Note that CPU use isn’t everything. At higher speeds you should expect the memory bandwidth to be the bottleneck. sendfile() may be a small gain in CPU, but should be a bigger deal for shuffling bytes across buses.

Supposedly a Raspberry Pi has over 4 GBps memory bandwidth, so about 32x what the built in wire network interface can push out.

Future work

Benchmark KTLS vs normal TLS vs HTTP

I would’ve done this, but the default Raspberry Pi kernel doesn’t include KTLS. This is the second time I’ve found it underconfigured. It also doesn’t include nftables bridge support.

Bleh, why not just include everything reasonable?

Optimize and benchmark for NUMA

This requires beefier machines, but I guess the idea is to do Netflix style and route requests to the node where the data is.

That, or let network routing take care of it, and give each node a complete copy of the data.
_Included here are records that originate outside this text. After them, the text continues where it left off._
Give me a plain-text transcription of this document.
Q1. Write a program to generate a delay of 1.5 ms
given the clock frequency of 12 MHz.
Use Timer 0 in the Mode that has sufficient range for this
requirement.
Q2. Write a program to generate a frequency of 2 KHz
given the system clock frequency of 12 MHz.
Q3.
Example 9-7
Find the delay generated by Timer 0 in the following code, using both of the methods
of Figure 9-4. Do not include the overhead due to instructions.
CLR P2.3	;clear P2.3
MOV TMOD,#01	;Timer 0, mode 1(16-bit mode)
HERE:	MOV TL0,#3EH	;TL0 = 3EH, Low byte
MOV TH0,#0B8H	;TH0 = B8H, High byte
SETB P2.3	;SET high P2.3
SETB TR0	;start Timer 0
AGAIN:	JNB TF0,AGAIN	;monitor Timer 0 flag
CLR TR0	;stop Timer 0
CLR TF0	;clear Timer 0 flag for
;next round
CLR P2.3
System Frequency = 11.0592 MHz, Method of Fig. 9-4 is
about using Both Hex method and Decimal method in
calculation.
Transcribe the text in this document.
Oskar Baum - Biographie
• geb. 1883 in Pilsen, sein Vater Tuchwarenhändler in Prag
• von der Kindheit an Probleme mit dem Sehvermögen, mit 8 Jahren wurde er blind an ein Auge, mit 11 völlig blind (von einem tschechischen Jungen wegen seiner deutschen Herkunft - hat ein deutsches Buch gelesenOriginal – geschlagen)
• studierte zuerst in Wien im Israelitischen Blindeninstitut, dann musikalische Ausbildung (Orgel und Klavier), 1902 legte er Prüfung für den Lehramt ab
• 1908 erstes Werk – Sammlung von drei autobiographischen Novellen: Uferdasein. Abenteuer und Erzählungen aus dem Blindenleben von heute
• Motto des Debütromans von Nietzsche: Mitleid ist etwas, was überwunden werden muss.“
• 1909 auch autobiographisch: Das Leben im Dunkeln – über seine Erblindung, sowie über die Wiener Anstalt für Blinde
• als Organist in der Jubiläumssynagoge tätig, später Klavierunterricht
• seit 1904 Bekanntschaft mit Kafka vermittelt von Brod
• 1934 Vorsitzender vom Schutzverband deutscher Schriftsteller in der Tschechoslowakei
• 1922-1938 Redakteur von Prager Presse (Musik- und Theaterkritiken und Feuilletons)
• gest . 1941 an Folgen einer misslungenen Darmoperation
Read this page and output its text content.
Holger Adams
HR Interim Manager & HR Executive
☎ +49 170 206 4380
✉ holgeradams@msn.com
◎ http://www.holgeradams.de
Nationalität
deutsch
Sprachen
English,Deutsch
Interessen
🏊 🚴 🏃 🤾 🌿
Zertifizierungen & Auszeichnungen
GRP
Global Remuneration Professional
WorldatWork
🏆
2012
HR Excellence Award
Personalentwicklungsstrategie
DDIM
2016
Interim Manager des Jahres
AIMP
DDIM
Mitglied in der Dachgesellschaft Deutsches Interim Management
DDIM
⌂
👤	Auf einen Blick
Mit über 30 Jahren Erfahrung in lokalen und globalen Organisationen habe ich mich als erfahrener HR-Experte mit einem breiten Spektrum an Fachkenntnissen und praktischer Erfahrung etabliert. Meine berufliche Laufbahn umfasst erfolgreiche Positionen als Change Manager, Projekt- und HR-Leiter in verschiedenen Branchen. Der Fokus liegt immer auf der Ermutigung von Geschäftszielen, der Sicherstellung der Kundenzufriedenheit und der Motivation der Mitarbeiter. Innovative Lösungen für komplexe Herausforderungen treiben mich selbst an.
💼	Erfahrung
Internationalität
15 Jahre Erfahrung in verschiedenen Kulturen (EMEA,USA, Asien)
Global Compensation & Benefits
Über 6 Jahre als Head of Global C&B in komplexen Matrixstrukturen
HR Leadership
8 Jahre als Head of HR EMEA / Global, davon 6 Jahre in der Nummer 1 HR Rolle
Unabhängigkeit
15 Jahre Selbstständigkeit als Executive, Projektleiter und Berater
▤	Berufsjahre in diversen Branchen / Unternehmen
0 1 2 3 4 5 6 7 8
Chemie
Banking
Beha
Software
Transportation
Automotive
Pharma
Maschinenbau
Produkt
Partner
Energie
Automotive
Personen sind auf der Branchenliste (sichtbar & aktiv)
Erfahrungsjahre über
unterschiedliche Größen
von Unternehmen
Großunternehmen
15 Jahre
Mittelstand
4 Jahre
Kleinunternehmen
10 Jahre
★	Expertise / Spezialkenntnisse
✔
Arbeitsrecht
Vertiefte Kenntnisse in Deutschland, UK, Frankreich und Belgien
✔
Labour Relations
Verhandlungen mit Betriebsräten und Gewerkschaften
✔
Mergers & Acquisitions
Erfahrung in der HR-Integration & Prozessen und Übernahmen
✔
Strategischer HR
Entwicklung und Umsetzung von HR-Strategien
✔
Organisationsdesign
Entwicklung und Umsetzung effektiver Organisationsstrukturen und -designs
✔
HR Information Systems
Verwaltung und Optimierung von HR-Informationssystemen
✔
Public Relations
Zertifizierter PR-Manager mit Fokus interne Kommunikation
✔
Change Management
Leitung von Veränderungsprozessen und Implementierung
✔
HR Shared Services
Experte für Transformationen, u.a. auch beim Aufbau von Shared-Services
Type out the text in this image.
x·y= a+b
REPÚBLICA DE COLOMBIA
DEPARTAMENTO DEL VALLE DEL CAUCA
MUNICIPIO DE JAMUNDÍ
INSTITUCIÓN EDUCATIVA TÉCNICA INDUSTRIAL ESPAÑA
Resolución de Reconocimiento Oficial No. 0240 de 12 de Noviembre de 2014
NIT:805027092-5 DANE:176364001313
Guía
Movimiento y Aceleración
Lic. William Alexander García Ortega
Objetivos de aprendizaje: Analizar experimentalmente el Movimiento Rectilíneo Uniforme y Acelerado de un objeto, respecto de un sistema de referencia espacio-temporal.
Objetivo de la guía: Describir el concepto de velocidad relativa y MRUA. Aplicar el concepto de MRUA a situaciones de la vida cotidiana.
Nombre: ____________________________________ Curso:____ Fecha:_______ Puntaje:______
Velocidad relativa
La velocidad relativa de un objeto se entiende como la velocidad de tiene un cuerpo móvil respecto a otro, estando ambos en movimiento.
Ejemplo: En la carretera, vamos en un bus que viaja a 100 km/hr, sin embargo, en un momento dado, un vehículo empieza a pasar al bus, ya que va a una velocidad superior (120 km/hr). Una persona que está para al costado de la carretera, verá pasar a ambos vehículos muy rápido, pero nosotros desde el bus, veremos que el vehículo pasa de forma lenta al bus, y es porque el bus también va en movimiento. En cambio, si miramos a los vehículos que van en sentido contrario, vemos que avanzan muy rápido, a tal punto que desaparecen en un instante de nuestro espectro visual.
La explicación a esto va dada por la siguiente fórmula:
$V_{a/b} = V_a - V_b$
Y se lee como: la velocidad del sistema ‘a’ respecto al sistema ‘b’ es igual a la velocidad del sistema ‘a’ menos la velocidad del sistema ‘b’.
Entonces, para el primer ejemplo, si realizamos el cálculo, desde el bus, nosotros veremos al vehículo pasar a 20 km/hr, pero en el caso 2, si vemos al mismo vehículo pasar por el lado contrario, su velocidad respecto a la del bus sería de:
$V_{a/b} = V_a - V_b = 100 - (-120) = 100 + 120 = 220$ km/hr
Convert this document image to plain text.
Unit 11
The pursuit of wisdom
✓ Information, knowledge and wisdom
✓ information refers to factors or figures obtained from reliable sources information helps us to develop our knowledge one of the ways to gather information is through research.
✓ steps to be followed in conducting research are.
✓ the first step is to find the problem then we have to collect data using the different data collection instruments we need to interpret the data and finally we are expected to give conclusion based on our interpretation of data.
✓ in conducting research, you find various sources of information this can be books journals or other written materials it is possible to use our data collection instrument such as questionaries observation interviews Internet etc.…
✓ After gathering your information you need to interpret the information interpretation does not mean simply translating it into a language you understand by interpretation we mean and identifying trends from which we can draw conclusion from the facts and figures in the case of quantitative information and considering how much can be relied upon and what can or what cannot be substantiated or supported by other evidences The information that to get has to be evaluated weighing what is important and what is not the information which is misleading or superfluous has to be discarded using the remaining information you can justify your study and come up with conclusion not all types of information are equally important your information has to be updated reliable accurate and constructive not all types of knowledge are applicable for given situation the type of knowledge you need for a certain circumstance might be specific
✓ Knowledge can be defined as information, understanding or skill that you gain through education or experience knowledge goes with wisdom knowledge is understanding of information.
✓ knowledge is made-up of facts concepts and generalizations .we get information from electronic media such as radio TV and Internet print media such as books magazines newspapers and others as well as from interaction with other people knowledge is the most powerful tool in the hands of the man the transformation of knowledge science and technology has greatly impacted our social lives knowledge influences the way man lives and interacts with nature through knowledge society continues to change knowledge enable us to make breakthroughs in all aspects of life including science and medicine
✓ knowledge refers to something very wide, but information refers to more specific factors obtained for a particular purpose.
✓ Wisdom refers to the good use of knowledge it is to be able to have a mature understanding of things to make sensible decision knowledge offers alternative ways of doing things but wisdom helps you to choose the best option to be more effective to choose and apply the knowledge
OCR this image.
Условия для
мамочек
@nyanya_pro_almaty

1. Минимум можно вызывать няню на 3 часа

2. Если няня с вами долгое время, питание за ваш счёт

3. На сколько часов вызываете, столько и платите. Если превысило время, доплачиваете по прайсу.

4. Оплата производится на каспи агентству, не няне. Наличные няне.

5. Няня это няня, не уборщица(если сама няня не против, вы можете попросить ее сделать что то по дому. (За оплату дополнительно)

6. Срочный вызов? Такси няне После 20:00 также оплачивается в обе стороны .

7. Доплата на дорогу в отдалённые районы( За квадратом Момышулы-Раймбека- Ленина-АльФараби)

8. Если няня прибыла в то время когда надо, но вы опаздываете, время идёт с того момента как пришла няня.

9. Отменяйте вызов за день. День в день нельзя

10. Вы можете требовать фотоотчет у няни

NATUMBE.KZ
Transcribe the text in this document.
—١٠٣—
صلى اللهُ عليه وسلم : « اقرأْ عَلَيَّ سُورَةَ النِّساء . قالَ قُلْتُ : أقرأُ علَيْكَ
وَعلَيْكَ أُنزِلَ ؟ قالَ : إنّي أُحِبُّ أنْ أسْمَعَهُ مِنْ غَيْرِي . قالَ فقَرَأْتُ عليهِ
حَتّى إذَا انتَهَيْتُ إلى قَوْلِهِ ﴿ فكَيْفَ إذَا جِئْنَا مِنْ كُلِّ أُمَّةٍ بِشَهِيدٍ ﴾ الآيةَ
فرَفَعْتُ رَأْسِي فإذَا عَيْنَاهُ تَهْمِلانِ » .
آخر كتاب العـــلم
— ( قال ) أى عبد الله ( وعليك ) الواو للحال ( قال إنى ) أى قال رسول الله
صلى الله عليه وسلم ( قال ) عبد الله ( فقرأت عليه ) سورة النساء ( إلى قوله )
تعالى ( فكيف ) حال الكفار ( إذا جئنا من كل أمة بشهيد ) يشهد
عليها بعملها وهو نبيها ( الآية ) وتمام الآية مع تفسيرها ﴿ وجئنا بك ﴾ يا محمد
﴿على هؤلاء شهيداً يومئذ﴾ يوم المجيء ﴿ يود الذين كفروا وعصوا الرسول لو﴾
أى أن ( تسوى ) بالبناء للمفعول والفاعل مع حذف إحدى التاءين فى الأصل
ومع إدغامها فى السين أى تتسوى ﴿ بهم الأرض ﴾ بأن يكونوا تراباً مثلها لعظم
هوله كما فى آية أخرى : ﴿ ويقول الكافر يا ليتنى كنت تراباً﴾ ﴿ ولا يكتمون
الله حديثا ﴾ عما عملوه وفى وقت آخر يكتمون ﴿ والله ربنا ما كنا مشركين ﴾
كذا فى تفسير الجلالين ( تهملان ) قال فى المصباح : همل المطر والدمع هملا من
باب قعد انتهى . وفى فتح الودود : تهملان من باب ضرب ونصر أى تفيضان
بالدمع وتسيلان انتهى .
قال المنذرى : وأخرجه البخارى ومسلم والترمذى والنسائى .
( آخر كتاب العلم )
Netflix doesn’t do this because they don’t want to waste IPv4 addresses, but for this pet project I don’t have to care about IPv4.

Graph performance of concurrent requests

Probably I’d need some tweaking to fix some inefficiencies in my use of epoll. And increase the socket limits.

Tangent: Benchmarking over loopback

To my surprise just using writev() was about twice as fast as using writev()+sendfile() when testing locally, for large files. And slightly faster even with small files.

But then I saw that over loopback (127.0.0.1) the writev() (and sendfile()) will have no problems sending a whole GB in one call. Basically there’s a kernel shortcut somewhere for localhost communication.

writev(7, [{iov_base="HTTP/1.1 200 OK\r\n", iov_len=17}, {iov_base="Content-Length: 1000000000\r\n\r\n", iov_len=30}, {iov_base="\0\0\0\0\0\0\0\0\0\0\0\0\0\0\0\0\0\0\0\0\0\0\0\0\0\0\0\0\0\0\0\0"..., iov_len=1000000000}], 3) = 1000000047

So always benchmark over an actual network, to get useful results.

Tangent: building on a Pi

In order to get a compiler with more modern C++ I had to build from source. Not exactly a quick thing to do. Over 14 and a half hours on a Raspberry Pi 4.

real    878m54.181s
user    778m17.517s
sys     32m56.963s

I built in without concurrency because I’ve made the mistake before of running out of RAM building GCC before, and it’s not a happy story.